By Rhod Mackenzie
The scheme proposed in India for using the rupees of Russian suppliers for export to third countries can be implemented under two conditions: the discount on the return of proceeds must be less than the existing one, and India will have to form a sufficient pool of orders for its goods from states willing to pay in convertible currency to Russian companies. Yaroslav Ostrovsky, a specialist in the Department of Strategic Research at Total Research, informed the newspaper Izvestia of this on 25 April.
Earlier in the day, Ajay Sahai, CEO and Executive Director of the Federation of Indian Export Organizations, informed TASS that India is exploring the possibility of utilizing billions of rupees belonging to Russian suppliers held in Indian bank accounts for exports to third countries. He noted that such a scheme would benefit India's exports and also assist Russia in utilizing the accumulated rupees.
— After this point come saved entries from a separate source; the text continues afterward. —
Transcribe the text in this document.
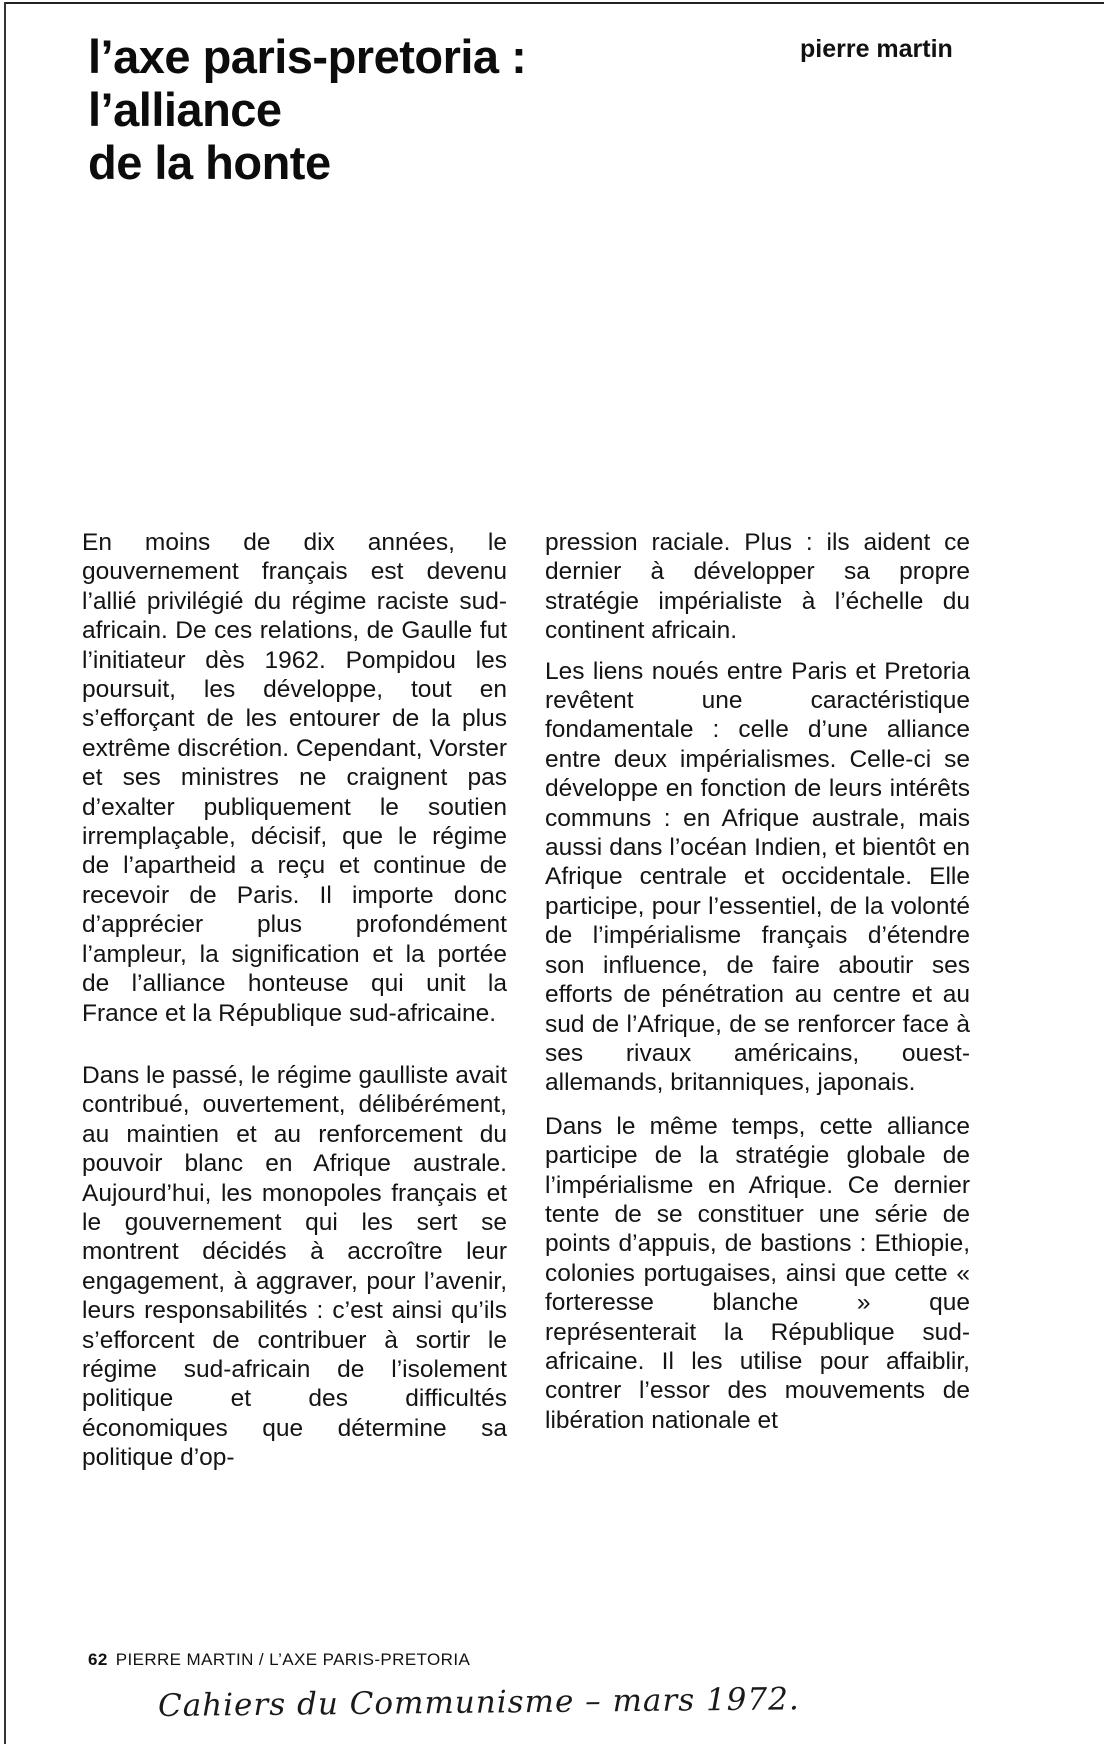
l’axe paris-pretoria :
l’alliance
de la honte

pierre martin

En moins de dix années, le gouvernement français est devenu l’allié privilégié du régime raciste sud-africain. De ces relations, de Gaulle fut l’initiateur dès 1962. Pompidou les poursuit, les développe, tout en s’efforçant de les entourer de la plus extrême discrétion. Cependant, Vorster et ses ministres ne craignent pas d’exalter publiquement le soutien irremplaçable, décisif, que le régime de l’apartheid a reçu et continue de recevoir de Paris. Il importe donc d’apprécier plus profondément l’ampleur, la signification et la portée de l’alliance honteuse qui unit la France et la République sud-africaine.

Dans le passé, le régime gaulliste avait contribué, ouvertement, délibérément, au maintien et au renforcement du pouvoir blanc en Afrique australe. Aujourd’hui, les monopoles français et le gouvernement qui les sert se montrent décidés à accroître leur engagement, à aggraver, pour l’avenir, leurs responsabilités : c’est ainsi qu’ils s’efforcent de contribuer à sortir le régime sud-africain de l’isolement politique et des difficultés économiques que détermine sa politique d’op-

pression raciale. Plus : ils aident ce dernier à développer sa propre stratégie impérialiste à l’échelle du continent africain.

Les liens noués entre Paris et Pretoria revêtent une caractéristique fondamentale : celle d’une alliance entre deux impérialismes. Celle-ci se développe en fonction de leurs intérêts communs : en Afrique australe, mais aussi dans l’océan Indien, et bientôt en Afrique centrale et occidentale. Elle participe, pour l’essentiel, de la volonté de l’impérialisme français d’étendre son influence, de faire aboutir ses efforts de pénétration au centre et au sud de l’Afrique, de se renforcer face à ses rivaux américains, ouest-allemands, britanniques, japonais.

Dans le même temps, cette alliance participe de la stratégie globale de l’impérialisme en Afrique. Ce dernier tente de se constituer une série de points d’appuis, de bastions : Ethiopie, colonies portugaises, ainsi que cette « forteresse blanche » que représenterait la République sud-africaine. Il les utilise pour affaiblir, contrer l’essor des mouvements de libération nationale et

62 PIERRE MARTIN / L’AXE PARIS-PRETORIA

Cahiers du Communisme – mars 1972.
In this case, the Russian company will receive an order for the import of Indian goods from a third country, and payment for the goods will be made in rupees from the account of the Russian company. After this, the goods will be delivered to a third country, which will pay for them to Russian organisations in convertible currency or rubles.
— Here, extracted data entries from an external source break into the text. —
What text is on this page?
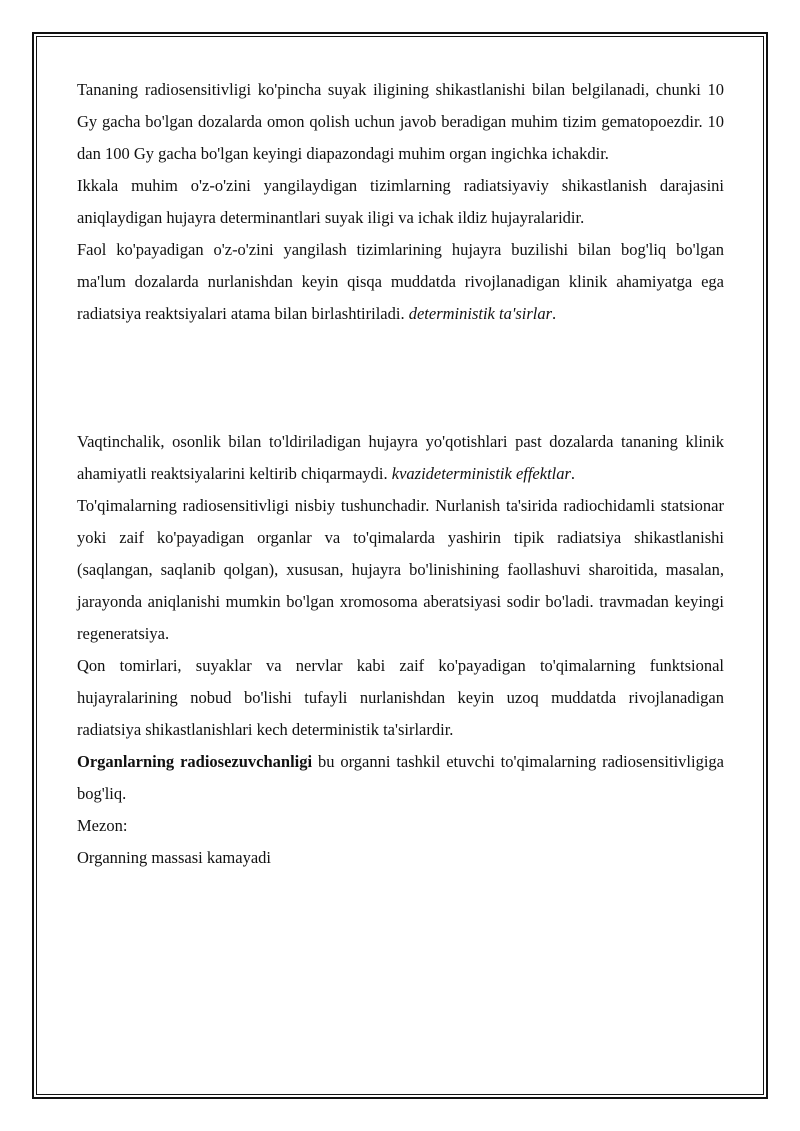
Tananing radiosensitivligi ko'pincha suyak iligining shikastlanishi bilan belgilanadi, chunki 10 Gy gacha bo'lgan dozalarda omon qolish uchun javob beradigan muhim tizim gematopoezdir. 10 dan 100 Gy gacha bo'lgan keyingi diapazondagi muhim organ ingichka ichakdir.

Ikkala muhim o'z-o'zini yangilaydigan tizimlarning radiatsiyaviy shikastlanish darajasini aniqlaydigan hujayra determinantlari suyak iligi va ichak ildiz hujayralaridir.

Faol ko'payadigan o'z-o'zini yangilash tizimlarining hujayra buzilishi bilan bog'liq bo'lgan ma'lum dozalarda nurlanishdan keyin qisqa muddatda rivojlanadigan klinik ahamiyatga ega radiatsiya reaktsiyalari atama bilan birlashtiriladi. deterministik ta'sirlar.

Vaqtinchalik, osonlik bilan to'ldiriladigan hujayra yo'qotishlari past dozalarda tananing klinik ahamiyatli reaktsiyalarini keltirib chiqarmaydi. kvazideterministik effektlar.

To'qimalarning radiosensitivligi nisbiy tushunchadir. Nurlanish ta'sirida radiochidamli statsionar yoki zaif ko'payadigan organlar va to'qimalarda yashirin tipik radiatsiya shikastlanishi (saqlangan, saqlanib qolgan), xususan, hujayra bo'linishining faollashuvi sharoitida, masalan, jarayonda aniqlanishi mumkin bo'lgan xromosoma aberatsiyasi sodir bo'ladi. travmadan keyingi regeneratsiya.

Qon tomirlari, suyaklar va nervlar kabi zaif ko'payadigan to'qimalarning funktsional hujayralarining nobud bo'lishi tufayli nurlanishdan keyin uzoq muddatda rivojlanadigan radiatsiya shikastlanishlari kech deterministik ta'sirlardir.

Organlarning radiosezuvchanligi bu organni tashkil etuvchi to'qimalarning radiosensitivligiga bog'liq.

Mezon:

Organning massasi kamayadi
“As always, the question is price. Currently, the discount on the return of export earnings in rupees to Russia after conversion into rubles is 8–10%. Furthermore, repatriation of proceeds requires the use of rather complex schemes. The scheme proposed by the Federation of Indian Export Organizations is, on the surface, simpler. However, it can only be implemented under two conditions: the discount on the return of proceeds must be less than the existing one, and India must have a sufficient pool of orders for its goods from countries willing to pay in convertible currency.
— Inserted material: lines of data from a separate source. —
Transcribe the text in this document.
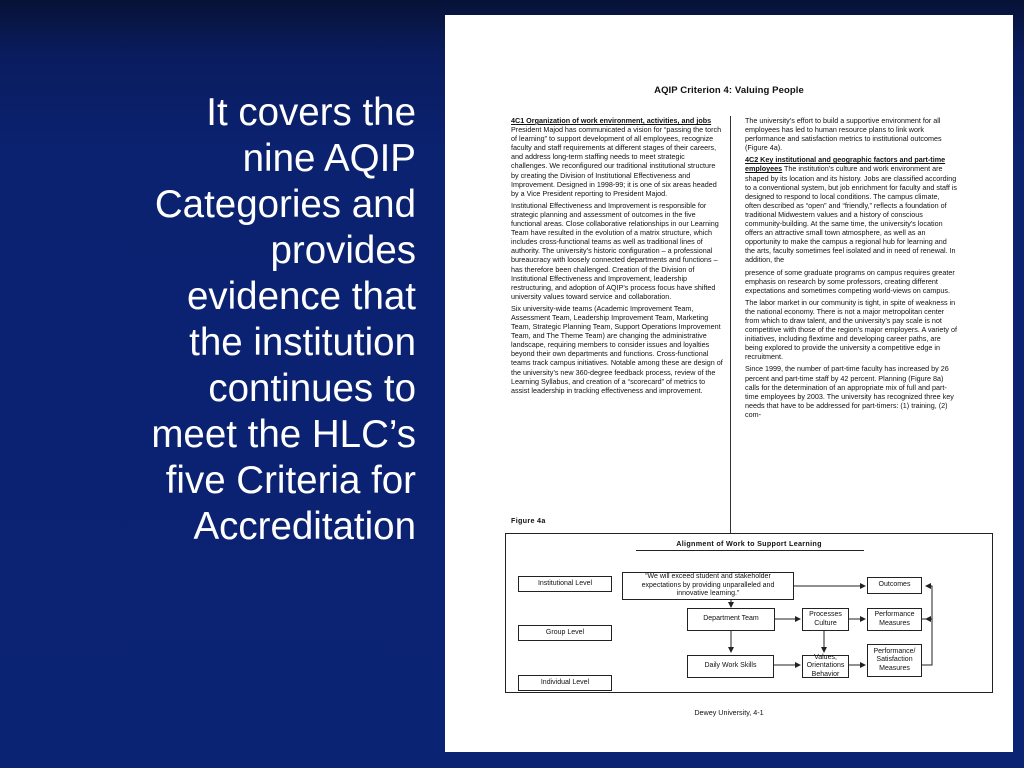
It covers the
nine AQIP
Categories and
provides
evidence that
the institution
continues to
meet the HLC’s
five Criteria for
Accreditation
AQIP Criterion 4: Valuing People

4C1 Organization of work environment, activities, and jobs President Majod has communicated a vision for “passing the torch of learning” to support development of all employees, recognize faculty and staff requirements at different stages of their careers, and address long-term staffing needs to meet strategic challenges. We reconfigured our traditional institutional structure by creating the Division of Institutional Effectiveness and Improvement. Designed in 1998-99; it is one of six areas headed by a Vice President reporting to President Majod.

Institutional Effectiveness and Improvement is responsible for strategic planning and assessment of outcomes in the five functional areas. Close collaborative relationships in our Learning Team have resulted in the evolution of a matrix structure, which includes cross-functional teams as well as traditional lines of authority. The university’s historic configuration – a professional bureaucracy with loosely connected departments and functions – has therefore been challenged. Creation of the Division of Institutional Effectiveness and Improvement, leadership restructuring, and adoption of AQIP’s process focus have shifted university values toward service and collaboration.

Six university-wide teams (Academic Improvement Team, Assessment Team, Leadership Improvement Team, Marketing Team, Strategic Planning Team, Support Operations Improvement Team, and The Theme Team) are changing the administrative landscape, requiring members to consider issues and loyalties beyond their own departments and functions. Cross-functional teams track campus initiatives. Notable among these are design of the university’s new 360-degree feedback process, review of the Learning Syllabus, and creation of a “scorecard” of metrics to assist leadership in tracking effectiveness and improvement.

Figure 4a

The university’s effort to build a supportive environment for all employees has led to human resource plans to link work performance and satisfaction metrics to institutional outcomes (Figure 4a).

4C2 Key institutional and geographic factors and part-time employees The institution’s culture and work environment are shaped by its location and its history. Jobs are classified according to a conventional system, but job enrichment for faculty and staff is designed to respond to local conditions. The campus climate, often described as “open” and “friendly,” reflects a foundation of traditional Midwestern values and a history of conscious community-building. At the same time, the university’s location offers an attractive small town atmosphere, as well as an opportunity to make the campus a regional hub for learning and the arts, faculty sometimes feel isolated and in need of renewal. In addition, the

presence of some graduate programs on campus requires greater emphasis on research by some professors, creating different expectations and sometimes competing world-views on campus.

The labor market in our community is tight, in spite of weakness in the national economy. There is not a major metropolitan center from which to draw talent, and the university’s pay scale is not competitive with those of the region’s major employers. A variety of initiatives, including flextime and developing career paths, are being explored to provide the university a competitive edge in recruitment.

Since 1999, the number of part-time faculty has increased by 26 percent and part-time staff by 42 percent. Planning (Figure 8a) calls for the determination of an appropriate mix of full and part-time employees by 2003. The university has recognized three key needs that have to be addressed for part-timers: (1) training, (2) com-

Alignment of Work to Support Learning
Institutional Level
Group Level
Individual Level
“We will exceed student and stakeholder expectations by providing unparalleled and innovative learning.”
Outcomes
Department Team
Processes Culture
Performance Measures
Daily Work Skills
Values, Orientations Behavior
Performance/ Satisfaction Measures
Dewey University, 4-1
As reported on 8 April, China, India and Turkey were among the main trading partners of the Russian Federation. According to the Federal Customs Service, the trade turnover of the Russian Federation in 2023 amounted to $710.1 billion, of which 51% came from Asian countries, 23% from Europe, and 11% from the Middle East. A total of 8% of the total trade turnover is attributed to neighbouring countries, 4% to North and South America, and 3% to Africa.